Stati Uniti: operai costretti ad indossare i pannoloni per non prendere pause

oxfamchickenFino a dove è lecito spingersi per massimizzare i processi di produzione? La delocalizzazione delle industrie per sfuggire a controlli e per affidarsi a mano d’opera a basso costo in paesi dove i diritti dei lavoratori sono meno tutelati è l’unico strumento delle multinazionali per massimizzare il profitto? La retribuzione minima è l’unico sopruso a cui i lavoratori di queste industrie sono sottoposti?
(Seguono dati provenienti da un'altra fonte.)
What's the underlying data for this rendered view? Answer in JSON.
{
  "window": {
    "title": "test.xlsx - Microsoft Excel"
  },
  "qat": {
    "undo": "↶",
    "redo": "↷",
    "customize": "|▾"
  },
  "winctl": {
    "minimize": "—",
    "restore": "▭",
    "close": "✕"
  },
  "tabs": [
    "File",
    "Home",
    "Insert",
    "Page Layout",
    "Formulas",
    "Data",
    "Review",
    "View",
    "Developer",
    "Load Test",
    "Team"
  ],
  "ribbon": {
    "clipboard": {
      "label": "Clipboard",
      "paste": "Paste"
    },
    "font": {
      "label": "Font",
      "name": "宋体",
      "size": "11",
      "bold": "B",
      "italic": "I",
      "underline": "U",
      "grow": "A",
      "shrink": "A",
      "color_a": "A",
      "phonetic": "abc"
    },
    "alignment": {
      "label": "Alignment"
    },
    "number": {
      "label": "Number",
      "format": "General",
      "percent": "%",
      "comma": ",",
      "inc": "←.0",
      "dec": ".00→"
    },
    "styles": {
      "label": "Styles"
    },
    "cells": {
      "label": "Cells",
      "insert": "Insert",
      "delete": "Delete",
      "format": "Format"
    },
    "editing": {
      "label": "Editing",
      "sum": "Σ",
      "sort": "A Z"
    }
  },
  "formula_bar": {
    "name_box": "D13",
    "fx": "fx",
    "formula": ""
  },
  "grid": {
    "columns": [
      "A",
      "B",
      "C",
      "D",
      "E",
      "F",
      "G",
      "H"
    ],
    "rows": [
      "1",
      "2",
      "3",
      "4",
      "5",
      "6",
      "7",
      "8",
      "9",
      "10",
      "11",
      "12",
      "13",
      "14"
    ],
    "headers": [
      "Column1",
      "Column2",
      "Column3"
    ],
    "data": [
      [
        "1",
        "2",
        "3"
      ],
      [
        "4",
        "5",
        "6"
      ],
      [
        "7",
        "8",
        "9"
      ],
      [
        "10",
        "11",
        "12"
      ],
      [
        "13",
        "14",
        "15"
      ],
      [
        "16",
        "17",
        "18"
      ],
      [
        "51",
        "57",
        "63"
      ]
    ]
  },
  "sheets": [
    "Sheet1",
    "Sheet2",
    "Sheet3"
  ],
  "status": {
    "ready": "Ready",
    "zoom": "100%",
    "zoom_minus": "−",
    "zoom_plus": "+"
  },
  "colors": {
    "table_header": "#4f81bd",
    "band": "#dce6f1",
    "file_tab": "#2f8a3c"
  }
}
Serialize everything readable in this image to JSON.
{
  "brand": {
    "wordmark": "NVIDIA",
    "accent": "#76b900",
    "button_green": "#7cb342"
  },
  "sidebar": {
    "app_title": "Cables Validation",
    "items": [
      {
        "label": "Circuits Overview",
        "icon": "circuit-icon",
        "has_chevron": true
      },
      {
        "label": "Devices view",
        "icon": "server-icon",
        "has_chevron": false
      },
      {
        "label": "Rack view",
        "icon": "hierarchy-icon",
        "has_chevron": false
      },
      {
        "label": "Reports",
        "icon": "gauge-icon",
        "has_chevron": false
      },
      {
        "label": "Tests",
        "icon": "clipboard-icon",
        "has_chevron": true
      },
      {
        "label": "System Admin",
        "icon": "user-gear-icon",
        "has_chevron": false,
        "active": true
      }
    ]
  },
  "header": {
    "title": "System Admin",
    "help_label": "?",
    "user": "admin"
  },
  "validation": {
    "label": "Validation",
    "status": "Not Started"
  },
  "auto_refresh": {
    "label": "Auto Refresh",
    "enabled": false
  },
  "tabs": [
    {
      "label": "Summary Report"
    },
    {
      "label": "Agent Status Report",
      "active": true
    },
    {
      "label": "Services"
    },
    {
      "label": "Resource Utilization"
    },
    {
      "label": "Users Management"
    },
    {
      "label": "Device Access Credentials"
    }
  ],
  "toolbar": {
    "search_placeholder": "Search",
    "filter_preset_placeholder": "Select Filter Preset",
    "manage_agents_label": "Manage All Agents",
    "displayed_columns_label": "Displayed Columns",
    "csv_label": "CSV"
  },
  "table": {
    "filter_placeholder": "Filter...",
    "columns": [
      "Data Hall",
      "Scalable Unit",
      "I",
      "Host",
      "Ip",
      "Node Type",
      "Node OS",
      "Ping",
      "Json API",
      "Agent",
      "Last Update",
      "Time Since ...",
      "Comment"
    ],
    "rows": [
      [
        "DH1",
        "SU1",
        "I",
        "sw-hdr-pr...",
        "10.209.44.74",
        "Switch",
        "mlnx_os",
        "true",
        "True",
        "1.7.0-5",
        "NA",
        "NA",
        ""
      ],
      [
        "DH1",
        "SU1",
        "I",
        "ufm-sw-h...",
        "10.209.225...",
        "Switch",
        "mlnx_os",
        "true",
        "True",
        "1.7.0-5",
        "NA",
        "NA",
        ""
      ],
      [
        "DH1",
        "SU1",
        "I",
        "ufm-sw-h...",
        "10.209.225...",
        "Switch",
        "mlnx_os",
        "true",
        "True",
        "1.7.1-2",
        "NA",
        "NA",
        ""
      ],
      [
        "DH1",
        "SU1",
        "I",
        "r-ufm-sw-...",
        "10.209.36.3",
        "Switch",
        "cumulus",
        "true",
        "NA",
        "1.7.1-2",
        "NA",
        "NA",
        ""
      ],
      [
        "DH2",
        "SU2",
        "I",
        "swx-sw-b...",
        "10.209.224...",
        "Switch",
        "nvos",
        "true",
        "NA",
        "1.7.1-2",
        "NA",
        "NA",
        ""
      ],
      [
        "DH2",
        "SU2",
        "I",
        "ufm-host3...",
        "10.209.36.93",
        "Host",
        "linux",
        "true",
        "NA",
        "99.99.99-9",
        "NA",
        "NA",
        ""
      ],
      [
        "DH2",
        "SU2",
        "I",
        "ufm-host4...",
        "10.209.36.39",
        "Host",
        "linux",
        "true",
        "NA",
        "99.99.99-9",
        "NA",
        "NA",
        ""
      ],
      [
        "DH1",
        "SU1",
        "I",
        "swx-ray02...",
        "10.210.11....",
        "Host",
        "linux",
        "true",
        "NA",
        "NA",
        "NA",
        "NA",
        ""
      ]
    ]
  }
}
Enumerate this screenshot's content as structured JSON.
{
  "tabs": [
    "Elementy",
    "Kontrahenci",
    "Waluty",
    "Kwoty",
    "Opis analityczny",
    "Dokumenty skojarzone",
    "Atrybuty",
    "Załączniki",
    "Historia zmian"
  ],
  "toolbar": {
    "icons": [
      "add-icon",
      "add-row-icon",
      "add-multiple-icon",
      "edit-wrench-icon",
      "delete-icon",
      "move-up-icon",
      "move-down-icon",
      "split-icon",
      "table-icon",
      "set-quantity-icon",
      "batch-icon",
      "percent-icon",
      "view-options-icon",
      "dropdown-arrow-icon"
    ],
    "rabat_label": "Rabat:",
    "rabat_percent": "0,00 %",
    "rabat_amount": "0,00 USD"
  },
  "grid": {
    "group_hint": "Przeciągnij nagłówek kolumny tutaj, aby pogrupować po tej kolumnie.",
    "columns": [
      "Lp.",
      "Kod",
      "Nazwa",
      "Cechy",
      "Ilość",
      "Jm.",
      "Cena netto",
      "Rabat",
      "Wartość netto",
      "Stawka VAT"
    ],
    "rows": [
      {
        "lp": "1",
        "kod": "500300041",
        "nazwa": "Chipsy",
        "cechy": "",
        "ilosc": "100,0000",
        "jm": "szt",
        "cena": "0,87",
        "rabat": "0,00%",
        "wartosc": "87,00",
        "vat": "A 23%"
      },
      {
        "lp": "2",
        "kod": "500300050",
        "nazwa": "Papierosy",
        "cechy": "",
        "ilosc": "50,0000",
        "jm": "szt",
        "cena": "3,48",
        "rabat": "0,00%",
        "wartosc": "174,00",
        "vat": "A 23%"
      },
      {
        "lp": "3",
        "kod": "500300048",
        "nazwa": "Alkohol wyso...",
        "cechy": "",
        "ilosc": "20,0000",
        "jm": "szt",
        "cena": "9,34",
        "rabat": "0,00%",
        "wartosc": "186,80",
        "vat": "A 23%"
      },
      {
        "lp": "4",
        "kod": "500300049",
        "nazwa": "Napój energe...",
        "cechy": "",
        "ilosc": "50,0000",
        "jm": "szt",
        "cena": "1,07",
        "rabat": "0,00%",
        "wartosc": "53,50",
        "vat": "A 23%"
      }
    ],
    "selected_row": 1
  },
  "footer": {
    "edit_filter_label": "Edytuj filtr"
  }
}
La lotta per la tutela dei lavoratori e sopratutto per il rispetto della dignità umana è ben lontana dall’essere conclusa, quello che emerge da un documentario sviluppato da ‘Oxfam‘ (confederazione internazionale per la tutela dei diritti umanitari) sulle condizioni del lavoratori delle industrie americane è agghiacciante. Il documentario trasmesso da ‘AJ+‘ risale a tre mesi fa ma la vicenda rimane tuttora poco nota nel nostro paese e merita di essere conosciuta. In questi impianti (i cui nomi non sono stati volutamente citati dalla Oxfam) che si occupano dell’allevamento, la macellazione e la distribuzione su scala mondiale del pollo, i lavoratori sono costretti a turni di lavoro impressionanti in condizioni igieniche mostruose: nel documentario, gli intervistati parlano di turni infiniti senza la minima possibilità di fare una pausa, nemmeno per usufruire dei bagni, per evitare che i lavoratori si allontanino, infatti, sono provvisti di un pannolone che permette loro di assolvere alle funzioni corporali senza abbandonare la propria postazione.

Particolarmente toccante è l’intervista ad una donna, la quale in lacrime dice: “Chiediamo solo rispetto e di essere trattati con dignità”. Ma perché queste persone non lottano per i propri diritti? la maggior parte dei lavoratori di queste fabbriche vivono in condizioni precarie e temono che una richiesta di questo genere possa fargli perdere il posto di lavoro. Sull’argomento si è espresso anche uno dei maggiori esponenti della tutela dei diritti dell’Arkansas, Albious Latior, che con sarcasmo afferma: “Mi viene da ridere perché quando vedi le pubblicità di queste aziende leggi -Ci prendiamo cura dei nostri polli- peccato che non facciano lo stesso con i loro lavoratori“.